2022 has been an eventful year in financial markets. To cool inflation currently running at multidecade highs, the Federal reserve has enacted a series of short-term interest rate hikes, raising rates from 0.25% in March to the range of 3.75%-4% as of November. With rising interest rates impacting borrowing costs and, as a result, potentially impacting consumer demand and corporate revenue, stock markets have fallen year to date. Bond prices have also decreased, as their prices tend to fall in a rising interest rate environment due to more attractive yields on new issues that come to market. What may be less clear is how pensions may be affected by interest rates.
Before discussing how interest rates can affect pensions, it’s important to review some pension basics. Typically, your pension benefit is based on your years of service and the plan formula for lifetime payments. As a simplified example, the plan may define your pension factor as your years of service multiplied by 2%. To determine your retirement benefit, the plan may then use final earnings, or an average of your final earnings, at normal retirement multiplied by this factor. Your retirement benefit could look something like this:
(20 years of earnings x 2%) x $5,000 per month final pay = $2,000 per month retirement benefit
How Is Your Pension Benefit Paid?
Looking at different pension benefit payment options is where interest rates can come into play. Based on our example, the monthly retirement benefit shown above is a single-life benefit, or, in other words, a benefit that lasts for the duration of the plan member’s life only. Depending on your pension, you may also have the option for joint benefits. With this option, your joint annuitant (typically your spouse) can receive anywhere from a partial pension benefit to 100% of the member’s benefit when he/she passes away. The primary benefit will generally be lower with survivorship features than it would be for a single-life payout, but payments will continue for the duration of the member’s life and the life of the joint annuitant.

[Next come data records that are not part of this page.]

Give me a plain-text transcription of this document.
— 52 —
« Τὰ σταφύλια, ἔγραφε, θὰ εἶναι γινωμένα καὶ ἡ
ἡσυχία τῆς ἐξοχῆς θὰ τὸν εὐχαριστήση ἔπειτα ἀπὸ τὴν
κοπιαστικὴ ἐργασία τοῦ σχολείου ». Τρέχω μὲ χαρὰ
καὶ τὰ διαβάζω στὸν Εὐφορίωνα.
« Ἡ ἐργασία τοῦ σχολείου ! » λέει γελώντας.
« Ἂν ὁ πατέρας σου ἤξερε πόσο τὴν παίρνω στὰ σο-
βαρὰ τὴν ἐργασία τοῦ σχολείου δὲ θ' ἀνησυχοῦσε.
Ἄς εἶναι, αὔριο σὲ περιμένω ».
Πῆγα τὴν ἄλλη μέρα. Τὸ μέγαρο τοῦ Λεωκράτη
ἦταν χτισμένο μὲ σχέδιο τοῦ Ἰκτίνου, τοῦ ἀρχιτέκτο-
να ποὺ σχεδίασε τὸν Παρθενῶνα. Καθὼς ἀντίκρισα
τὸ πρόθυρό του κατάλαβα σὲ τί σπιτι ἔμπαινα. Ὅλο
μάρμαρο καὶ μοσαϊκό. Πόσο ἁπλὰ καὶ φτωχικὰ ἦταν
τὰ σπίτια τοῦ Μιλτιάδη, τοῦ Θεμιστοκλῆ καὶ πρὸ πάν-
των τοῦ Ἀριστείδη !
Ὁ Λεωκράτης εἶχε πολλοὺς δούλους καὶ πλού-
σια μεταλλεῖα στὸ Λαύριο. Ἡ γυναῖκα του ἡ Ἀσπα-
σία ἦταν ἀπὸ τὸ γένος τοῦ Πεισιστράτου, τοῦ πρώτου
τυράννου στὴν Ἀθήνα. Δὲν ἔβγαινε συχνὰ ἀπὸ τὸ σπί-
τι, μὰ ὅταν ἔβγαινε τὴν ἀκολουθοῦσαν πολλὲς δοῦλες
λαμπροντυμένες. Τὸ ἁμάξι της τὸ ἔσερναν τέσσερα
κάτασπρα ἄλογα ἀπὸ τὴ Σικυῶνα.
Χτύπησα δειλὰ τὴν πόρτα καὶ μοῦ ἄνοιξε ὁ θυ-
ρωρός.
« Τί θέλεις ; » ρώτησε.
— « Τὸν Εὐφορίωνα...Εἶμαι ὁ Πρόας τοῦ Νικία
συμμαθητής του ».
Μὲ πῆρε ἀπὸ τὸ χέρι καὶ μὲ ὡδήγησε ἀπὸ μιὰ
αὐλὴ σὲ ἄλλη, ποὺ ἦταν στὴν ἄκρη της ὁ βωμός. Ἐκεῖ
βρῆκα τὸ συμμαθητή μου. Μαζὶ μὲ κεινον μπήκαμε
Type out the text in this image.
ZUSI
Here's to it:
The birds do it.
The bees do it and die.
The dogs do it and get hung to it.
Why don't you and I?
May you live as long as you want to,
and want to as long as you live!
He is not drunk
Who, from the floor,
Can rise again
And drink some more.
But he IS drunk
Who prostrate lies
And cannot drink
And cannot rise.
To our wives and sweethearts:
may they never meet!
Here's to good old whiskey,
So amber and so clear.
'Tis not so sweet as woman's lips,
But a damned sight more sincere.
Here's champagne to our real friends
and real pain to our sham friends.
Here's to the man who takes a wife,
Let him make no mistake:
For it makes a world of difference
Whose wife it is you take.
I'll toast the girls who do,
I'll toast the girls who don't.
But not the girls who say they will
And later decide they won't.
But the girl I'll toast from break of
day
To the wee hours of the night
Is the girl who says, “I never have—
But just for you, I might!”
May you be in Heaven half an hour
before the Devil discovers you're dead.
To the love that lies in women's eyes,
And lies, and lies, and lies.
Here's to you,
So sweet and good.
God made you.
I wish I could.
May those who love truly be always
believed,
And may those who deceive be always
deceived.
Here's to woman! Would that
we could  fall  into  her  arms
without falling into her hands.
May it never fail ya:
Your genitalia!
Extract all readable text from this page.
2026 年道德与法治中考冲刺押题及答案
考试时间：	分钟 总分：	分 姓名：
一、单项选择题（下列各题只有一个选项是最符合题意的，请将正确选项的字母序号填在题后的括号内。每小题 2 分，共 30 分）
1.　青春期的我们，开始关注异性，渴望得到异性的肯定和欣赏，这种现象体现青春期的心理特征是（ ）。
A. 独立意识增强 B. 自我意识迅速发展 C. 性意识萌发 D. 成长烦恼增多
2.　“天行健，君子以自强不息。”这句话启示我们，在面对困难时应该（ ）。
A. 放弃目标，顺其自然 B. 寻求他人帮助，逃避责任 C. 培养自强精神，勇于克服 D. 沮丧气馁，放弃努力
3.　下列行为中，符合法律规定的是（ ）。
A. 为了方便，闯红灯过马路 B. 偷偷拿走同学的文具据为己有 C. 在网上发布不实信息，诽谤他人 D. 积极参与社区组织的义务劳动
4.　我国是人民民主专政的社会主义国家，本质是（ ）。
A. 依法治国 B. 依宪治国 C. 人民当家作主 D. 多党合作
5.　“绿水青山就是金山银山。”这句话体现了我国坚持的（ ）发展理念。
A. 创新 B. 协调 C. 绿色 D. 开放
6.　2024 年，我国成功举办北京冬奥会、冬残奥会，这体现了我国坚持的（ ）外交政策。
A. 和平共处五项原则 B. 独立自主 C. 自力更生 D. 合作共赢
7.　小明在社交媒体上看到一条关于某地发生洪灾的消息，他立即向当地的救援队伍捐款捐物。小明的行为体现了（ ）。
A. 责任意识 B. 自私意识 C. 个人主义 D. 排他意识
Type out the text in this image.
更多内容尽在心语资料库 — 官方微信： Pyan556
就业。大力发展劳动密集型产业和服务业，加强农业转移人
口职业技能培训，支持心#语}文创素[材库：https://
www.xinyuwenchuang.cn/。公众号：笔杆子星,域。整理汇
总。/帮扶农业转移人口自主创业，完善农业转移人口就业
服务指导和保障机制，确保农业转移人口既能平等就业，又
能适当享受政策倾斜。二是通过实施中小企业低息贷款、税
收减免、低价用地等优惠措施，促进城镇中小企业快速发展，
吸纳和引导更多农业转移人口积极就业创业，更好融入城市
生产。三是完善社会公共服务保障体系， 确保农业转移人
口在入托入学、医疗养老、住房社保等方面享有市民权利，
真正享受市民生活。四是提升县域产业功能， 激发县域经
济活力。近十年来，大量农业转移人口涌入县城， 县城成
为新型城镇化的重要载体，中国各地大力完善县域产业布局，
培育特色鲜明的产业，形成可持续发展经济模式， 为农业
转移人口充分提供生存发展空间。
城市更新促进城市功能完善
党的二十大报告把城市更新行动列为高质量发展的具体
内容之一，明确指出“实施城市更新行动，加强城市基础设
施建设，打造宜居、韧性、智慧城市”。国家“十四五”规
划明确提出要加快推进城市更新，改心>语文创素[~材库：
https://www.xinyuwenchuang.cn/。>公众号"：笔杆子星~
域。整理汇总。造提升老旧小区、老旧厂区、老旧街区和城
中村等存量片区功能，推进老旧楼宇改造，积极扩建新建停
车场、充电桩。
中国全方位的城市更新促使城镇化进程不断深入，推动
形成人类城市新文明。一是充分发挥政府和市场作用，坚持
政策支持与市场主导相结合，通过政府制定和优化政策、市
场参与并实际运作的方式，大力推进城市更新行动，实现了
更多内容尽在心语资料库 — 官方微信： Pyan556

Pension plans may also offer a cash payment option, or a lump sum. This payment is the present value of the benefit payments when factoring in life expectancy and interest rate assumptions. The latter assumption is based on what’s known as minimum present value segment rates.
What Are Minimum Present Value Segment Rates?
Each month, the IRS reports their minimum present value segment rates, which are based on current corporate bond yields. The first segment represents short-term corporate bond yields, the second segment represents intermediate corporate bond yields and the third segment represents — you might have guessed it! — long-term corporate bond yields. On an ongoing basis, pension plans incorporate these rates to revalue the lump sum value of their benefits.
How Do Minimum Present Value Segment Rates Affect Pension Lump Sums?
During periods where interest rates are somewhat stable, you may not notice much of an effect. However, during periods where interest rates experience significant changes, minimum present value segment rates can have a meaningful effect on a lump sum payout.
To illustrate this effect, let’s assume a pension plan going into 2022 held an interest rate assumption of 2% with a 25-year life expectancy. If we go back to our pension member with a projected benefit of $2,000/month, their lump sum payout would be approximately $472,000. Fast forward to the end of 2022, and the interest rate assumption in the plan has jumped to 4%. This would result in a lump sum payout of about $379,000, or a reduction of about $93,000. If we experienced a declining interest rate environment and the rate dropped to 1%, the lump sum would be roughly $530,000. In short, interest rates have an inverse relationship on the value of future cash flows.
If You Have a Pension, Should Rising Interest Rates Affect When You Retire?
Your retirement decision depends on your specific situation, and there are several factors involved. If you’re years from retirement, changes in interest rates may be a non-factor, as you’re still accumulating assets for retirement and those rates may ebb and flow over time. If you’re close to retirement, it’s important to evaluate your pension closely, including the relative value of single-life benefits, joint benefit options with survivorship and lump sum payments both before and after revaluation for current interest rates. Your plan may also be less sensitive to interest rates based on its revaluation method, and a plan that revalues benefits more frequently or uses minimum present value segment rate averages, rather than spot rates alone, could experience smaller swings. For example, the Aramco Retirement Income Plan, or RIP, calculates a lump sum benefit by using a 24-month average of minimum present value segment rates or by using a four-month lookback. Once calculated, the RIP recipient would receive their lump sum based on whichever of the two calculations provides the larger benefit.
Crucially, consider retirement by looking at the big picture, which includes your desired goals, non-pension resources (such as your investment portfolio and other sources of retirement income) and expected longevity. As always, it’s a great idea to your review your pension in the context of your overall financial plan with your Wealth Manager and Financial Planner.